Members of the District 209 Board of Education are outraged by what they perceive as repeated incidents of secretiveness and unaccountability on the part of Board President Chris Welch and Interim Superintendent Robert Libka.
The frustration that emerged when the board majority cancelled a regularly scheduled meeting on July 18 and called a special meeting to fire former Superintendent Greg Jackson without informing other board members of their plans has been magnified by another meeting cancellation and the alleged withholding of documents relating to money spent on the district’s new magnet school.
The document in question, an expense report tracking the usage of the $23.5 million left over from the $40 million bond set aside for the magnet school after the building at 8601 W. Roosevelt was purchased for $16.5 million, was first requested by board member Charles Flowers on Monday, August 8.
Flowers said Libka had given him three separate deadlines for delivery of the report ” Tuesday, Friday, and then last Monday ” but still has not handed it over, leading him to file a Freedom of Information Act (FOIA) request for the documents.
Flowers said that Libka told him he wanted to make some corrections to the reports before releasing them, and that he had requested the original as well as the corrected version.
“These are delay tactics,” he said, “because they know (the reports) will expose them.”
Flowers, as well as other critics of the district’s recent moves, have said that the report proves that the district has less than $1 million remaining from the money. Welch said last week that the number was closer to $7 million, and repeated those claims on his weekly radio broadcast Sunday.
Welch has said that the leftover $7 million would be used for maintenance costs as well as to fund projects including the conversion of several offices at Proviso East into classroom space as administrators move to new offices at the magnet school.
“This project has come in well on schedule and well under budget,” Welch told the Review last week.
The report was allegedly prepared by Jackson along with officials from the school’s business office. According to Flowers, Jackson had been preparing to present the report to the school board before being fired in July.
Flowers said he suspects that Welch plans to blame the discrepancy on mismanagement of funds by Jackson.
“He’s going to say ‘look, we all thought there was $7 million,'” said Flowers. He’s definitely going to try to blame mismanagement, but he’s going to have trouble finding records to support that.”
Even with $7 million remaining, Welch has said that the district had not ruled out the possibility of seeking a referendum in the near future.

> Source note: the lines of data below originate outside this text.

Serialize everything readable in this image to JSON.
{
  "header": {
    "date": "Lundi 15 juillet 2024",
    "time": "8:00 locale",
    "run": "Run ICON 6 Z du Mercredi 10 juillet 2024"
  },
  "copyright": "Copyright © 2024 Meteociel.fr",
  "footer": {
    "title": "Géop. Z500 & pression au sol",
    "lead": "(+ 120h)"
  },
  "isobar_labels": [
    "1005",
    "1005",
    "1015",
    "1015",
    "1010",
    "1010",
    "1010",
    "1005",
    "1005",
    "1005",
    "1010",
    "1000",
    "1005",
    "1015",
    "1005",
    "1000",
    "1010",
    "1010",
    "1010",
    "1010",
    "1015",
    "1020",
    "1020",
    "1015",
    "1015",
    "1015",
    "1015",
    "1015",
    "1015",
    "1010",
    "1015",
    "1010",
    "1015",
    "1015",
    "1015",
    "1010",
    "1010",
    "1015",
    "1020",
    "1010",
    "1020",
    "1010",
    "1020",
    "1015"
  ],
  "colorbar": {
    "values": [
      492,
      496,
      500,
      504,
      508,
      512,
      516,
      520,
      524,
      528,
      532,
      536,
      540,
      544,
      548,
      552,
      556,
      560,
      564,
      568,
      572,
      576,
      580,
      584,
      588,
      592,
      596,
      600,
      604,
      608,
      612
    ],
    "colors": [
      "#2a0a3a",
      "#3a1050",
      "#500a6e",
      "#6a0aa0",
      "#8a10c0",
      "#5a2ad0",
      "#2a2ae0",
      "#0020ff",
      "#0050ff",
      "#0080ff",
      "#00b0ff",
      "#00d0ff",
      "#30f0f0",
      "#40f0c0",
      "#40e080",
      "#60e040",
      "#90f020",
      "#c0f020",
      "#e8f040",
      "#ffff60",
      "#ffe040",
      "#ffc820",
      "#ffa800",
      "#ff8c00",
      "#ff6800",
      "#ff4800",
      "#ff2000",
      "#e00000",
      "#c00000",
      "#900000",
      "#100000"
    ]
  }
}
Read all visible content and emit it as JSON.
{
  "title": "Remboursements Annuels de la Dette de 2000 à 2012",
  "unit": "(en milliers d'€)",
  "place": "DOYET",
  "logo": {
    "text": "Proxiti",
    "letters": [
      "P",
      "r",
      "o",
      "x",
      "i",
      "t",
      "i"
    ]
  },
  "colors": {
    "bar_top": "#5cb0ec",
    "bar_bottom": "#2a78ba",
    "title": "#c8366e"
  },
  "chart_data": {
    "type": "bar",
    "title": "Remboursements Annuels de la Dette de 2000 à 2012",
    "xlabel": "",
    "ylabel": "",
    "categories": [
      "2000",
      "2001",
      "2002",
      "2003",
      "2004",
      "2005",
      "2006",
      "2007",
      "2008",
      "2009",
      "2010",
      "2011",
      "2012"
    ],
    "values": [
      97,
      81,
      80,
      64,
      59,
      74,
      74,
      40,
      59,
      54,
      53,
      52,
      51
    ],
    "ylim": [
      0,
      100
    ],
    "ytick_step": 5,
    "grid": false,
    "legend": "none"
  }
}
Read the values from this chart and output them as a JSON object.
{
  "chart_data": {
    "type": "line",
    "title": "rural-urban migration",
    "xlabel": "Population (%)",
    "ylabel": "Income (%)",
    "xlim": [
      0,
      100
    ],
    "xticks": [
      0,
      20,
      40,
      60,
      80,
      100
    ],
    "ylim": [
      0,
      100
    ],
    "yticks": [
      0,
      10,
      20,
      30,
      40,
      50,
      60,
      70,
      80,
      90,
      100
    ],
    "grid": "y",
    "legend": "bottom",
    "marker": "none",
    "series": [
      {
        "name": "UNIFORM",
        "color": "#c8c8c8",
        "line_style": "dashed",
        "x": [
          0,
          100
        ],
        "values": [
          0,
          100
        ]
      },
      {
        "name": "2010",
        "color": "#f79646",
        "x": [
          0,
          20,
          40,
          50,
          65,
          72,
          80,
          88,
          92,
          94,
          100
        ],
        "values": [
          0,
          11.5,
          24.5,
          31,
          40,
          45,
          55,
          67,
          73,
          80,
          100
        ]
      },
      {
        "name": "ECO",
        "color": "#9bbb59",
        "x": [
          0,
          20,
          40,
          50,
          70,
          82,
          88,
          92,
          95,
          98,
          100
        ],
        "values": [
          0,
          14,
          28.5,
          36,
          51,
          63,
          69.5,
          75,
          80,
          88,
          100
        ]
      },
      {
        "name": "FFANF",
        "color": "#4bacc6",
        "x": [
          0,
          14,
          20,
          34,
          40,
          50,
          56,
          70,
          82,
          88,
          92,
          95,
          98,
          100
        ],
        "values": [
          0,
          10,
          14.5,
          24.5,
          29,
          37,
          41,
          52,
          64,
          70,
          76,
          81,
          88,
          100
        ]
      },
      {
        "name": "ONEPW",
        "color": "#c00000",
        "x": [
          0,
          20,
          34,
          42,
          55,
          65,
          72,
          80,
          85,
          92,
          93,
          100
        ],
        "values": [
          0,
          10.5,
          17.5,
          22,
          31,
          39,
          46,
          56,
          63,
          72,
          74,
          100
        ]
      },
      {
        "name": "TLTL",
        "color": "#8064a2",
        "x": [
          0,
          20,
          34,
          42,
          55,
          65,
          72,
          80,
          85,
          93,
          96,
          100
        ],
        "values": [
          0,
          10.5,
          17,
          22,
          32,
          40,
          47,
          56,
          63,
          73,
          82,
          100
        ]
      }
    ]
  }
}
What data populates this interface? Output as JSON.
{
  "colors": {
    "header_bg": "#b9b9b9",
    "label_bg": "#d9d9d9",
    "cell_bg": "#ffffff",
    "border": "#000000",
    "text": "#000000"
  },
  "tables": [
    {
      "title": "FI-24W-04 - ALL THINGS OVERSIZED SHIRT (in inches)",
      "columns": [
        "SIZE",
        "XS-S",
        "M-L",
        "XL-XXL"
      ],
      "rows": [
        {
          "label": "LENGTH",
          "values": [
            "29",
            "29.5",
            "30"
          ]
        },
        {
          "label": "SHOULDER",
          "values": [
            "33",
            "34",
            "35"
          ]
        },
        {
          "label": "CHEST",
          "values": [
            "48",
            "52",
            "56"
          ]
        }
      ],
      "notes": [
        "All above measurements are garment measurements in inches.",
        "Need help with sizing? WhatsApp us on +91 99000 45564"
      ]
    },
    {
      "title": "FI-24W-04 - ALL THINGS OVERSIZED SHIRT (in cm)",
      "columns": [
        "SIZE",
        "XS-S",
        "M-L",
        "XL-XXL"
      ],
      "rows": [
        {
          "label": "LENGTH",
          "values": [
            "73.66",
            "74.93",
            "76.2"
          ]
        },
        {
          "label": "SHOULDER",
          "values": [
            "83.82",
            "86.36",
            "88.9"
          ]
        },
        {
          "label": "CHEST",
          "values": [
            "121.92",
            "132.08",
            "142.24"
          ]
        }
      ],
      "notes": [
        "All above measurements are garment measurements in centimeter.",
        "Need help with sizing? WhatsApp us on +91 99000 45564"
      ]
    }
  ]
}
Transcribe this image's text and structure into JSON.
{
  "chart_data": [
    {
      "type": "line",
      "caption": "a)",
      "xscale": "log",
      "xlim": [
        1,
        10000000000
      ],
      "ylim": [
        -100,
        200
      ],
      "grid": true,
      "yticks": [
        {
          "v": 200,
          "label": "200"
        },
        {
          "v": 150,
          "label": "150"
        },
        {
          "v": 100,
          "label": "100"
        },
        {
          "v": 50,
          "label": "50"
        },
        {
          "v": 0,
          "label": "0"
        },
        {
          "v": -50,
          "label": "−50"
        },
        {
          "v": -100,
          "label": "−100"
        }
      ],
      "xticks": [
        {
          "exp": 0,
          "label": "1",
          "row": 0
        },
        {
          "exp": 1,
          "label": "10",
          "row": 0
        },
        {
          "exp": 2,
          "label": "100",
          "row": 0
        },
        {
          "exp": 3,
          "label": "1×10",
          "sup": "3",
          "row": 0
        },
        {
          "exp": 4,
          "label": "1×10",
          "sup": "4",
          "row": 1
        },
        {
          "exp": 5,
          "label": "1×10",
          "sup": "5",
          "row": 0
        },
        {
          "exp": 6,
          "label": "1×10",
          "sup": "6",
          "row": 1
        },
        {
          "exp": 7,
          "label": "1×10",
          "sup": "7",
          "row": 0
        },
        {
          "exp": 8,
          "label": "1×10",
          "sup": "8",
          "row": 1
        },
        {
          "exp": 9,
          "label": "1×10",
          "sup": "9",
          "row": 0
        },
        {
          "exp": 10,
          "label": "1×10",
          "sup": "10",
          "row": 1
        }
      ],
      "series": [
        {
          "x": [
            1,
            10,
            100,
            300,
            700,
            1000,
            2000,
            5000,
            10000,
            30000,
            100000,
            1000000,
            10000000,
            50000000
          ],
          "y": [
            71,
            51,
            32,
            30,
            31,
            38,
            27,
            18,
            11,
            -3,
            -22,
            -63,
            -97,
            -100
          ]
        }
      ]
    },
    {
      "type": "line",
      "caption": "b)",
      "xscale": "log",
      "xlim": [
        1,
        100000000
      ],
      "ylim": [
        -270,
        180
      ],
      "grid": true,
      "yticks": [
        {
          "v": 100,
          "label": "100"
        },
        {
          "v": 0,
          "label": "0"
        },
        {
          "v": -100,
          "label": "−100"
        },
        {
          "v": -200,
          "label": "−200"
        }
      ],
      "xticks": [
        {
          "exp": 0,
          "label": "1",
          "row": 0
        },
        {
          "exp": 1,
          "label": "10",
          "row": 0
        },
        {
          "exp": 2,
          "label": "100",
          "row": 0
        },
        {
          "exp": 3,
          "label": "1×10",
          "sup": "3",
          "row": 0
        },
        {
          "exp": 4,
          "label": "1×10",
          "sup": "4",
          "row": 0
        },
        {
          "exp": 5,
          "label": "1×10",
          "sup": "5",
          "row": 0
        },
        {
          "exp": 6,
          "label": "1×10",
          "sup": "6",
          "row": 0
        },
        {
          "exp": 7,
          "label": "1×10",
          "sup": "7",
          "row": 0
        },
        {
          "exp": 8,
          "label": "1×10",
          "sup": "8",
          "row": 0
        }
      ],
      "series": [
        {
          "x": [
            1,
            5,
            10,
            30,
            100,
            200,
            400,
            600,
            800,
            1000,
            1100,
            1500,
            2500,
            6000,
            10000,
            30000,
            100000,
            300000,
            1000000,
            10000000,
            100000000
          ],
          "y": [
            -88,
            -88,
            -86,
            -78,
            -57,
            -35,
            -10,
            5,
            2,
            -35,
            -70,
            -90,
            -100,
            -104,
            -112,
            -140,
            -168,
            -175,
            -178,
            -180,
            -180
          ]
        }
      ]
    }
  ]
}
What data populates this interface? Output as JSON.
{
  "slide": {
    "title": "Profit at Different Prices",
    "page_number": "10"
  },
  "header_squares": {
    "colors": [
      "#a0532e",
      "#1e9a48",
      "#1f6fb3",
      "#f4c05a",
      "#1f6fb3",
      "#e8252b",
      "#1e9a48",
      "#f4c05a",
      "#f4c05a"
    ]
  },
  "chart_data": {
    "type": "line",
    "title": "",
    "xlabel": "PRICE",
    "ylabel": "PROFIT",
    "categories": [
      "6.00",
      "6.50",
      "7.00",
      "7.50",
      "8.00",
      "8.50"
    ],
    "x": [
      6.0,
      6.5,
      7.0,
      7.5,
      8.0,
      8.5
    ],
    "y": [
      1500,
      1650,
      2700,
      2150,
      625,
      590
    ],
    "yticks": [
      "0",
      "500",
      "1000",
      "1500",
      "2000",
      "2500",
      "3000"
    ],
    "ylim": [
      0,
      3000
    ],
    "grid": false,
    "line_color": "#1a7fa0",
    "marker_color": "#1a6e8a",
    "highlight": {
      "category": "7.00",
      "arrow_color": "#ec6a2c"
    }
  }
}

Jackson told the board on numerous occasions that the magnet school would not be able to operate for more than a couple years without a referendum.
Another cancelled meeting
Flowers and board member Theresa Kelly both say they experienced a sense of déjà vu when they were informed last Friday that the board would not meet on Monday as scheduled.
“This puts us right back where we were in July,” said Flowers, referring to the sudden cancellation of a July 18 meeting when the board majority boycotted the meeting, instead arranging a special meeting later in the week to fire Jackson.
The board majority is already under suspicion of an Open Meetings Act violation for that incident. According to Cook County Regional Superintendent Robert Ingraffia, the matter is now in the hands of the Illinois Office of Education.
Board member Theresa Kelly said she received a call from Libka’s secretary Suzie Crain asking her if she was available for a meeting on August 22. She said she told Crain “I’m available for the regular meeting on the 15.”
“I’ve been on the board since ’99 and we never had our meeting dates changed,” she said.
She said that Crain told her that Libka had said several board members would not be available for the meeting. She noted that she knew herself, Flowers, and Gary Marine could attend, so unless all four majority board members could not attend, the meeting would still have a quorum.
“Chris Welch didn’t have his votes, and instead of coming without one of his people he changed the meeting date ” this cannot go on,” she said.
Flowers said that Libka admitted to him that he had been instructed by Welch to change the meeting date, and questioned why a superintendent is deferring to the authority of a board president.
“One person is doing everything and being everybody. The people did not elect Chris Welch to run the board,” said Kelly.
Flowers said he had also objected to a meeting between Welch, Libka and Ingraffia regarding Libka’s status as interim superintendent.
Libka does not have his superintendent’s endorsement from the State, and Ingraffia has told the district that he must step down.
Flowers said that all board members should have been invited for the meeting since they would all have to vote on the hiring of a superintendent.
Flowers said he suspects that the board majority is now plotting to hire another new superintendent without input from the rest of the board.
Welch and Libka could not be reached for comment for this story.